Tidal W. "Ty" McCoy (born 1945) was United States Assistant Secretary of the Air Force (Manpower & Reserve Affairs) from 1981 to 1989.

Biography
Ty McCoy was born in Gainesville, Florida on April 25, 1945.  He was educated at the United States Military Academy at West Point, receiving a B.S. in engineering in 1967.  

After graduating from West Point, McCoy joined the United States Army, serving as an Army field artillery officer in command and staff assignments in the United States, Europe, and Vietnam.  He left the Army in 1972, and became a member of the Long-Range Planning and Net Assessment Group in the Office of the United States Secretary of Defense.    From 1973 to 1977, he was Staff Assistant and later a Deputy Assistant to the Secretary of Defense.    In 1977, he was the Scientific Adviser to Assistant Secretary of the Navy for Research, Engineering and Systems David E. Mann.   From 1979 to 1981, he was Assistant for National Security Affairs to Sen. Jake Garn (R–Utah).  

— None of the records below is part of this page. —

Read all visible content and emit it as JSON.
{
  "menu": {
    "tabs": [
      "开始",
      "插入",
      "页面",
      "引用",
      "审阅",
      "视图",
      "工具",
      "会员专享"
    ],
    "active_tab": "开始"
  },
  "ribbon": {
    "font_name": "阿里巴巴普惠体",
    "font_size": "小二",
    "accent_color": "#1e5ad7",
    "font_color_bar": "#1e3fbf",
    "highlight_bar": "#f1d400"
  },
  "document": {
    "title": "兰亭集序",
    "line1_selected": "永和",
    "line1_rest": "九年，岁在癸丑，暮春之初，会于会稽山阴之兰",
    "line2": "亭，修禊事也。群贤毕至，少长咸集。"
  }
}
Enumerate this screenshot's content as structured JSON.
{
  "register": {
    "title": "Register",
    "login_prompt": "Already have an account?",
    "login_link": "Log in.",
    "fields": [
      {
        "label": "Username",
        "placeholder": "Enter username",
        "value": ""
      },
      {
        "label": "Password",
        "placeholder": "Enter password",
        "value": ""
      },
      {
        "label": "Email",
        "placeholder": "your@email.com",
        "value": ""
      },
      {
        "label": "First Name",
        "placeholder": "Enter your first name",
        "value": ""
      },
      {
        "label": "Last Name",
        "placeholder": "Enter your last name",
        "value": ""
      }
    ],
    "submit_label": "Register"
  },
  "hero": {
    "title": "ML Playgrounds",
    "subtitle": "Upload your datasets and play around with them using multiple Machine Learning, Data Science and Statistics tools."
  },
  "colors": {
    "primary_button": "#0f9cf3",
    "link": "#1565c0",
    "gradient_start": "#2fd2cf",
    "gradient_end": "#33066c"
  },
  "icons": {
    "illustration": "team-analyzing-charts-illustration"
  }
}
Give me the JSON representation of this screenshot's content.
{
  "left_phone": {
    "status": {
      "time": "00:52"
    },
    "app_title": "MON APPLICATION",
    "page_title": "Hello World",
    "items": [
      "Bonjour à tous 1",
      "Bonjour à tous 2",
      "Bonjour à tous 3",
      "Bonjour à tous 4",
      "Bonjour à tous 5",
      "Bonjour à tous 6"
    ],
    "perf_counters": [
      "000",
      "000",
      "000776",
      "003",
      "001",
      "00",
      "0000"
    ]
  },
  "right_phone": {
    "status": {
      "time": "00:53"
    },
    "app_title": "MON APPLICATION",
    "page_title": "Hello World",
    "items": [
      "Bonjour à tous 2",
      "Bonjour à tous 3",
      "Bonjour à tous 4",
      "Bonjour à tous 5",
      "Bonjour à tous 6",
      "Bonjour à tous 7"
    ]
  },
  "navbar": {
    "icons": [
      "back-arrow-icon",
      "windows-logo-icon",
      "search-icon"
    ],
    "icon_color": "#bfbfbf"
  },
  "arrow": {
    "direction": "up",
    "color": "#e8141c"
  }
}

In April 1981, President of the United States Ronald Reagan nominated McCoy to be Assistant Secretary of the Air Force (Manpower & Reserve Affairs), and McCoy subsequently held that office for the duration of the Reagan Administration. McCoy also served as the Acting Under Secretary and Acting Secretary of the Air Force for a period of time throughout the Reagan Administration as well.

After leaving government service in 1989, McCoy joined Thiokol as Senior Vice President for Government Relations.   He later founded the George Washington National Bank and served as the bank's Vice Chairman.   In 1998, he founded Washington Capital Partners, LLC, and has since served as its chairman.

Since May of 2012 McCoy has served on the board of trustees for the Institute of World Politics and became the Vice Chairman in 2018. Additionally, he serves on the board of advisors of the Code of Support Foundation, a nonprofit military services organization.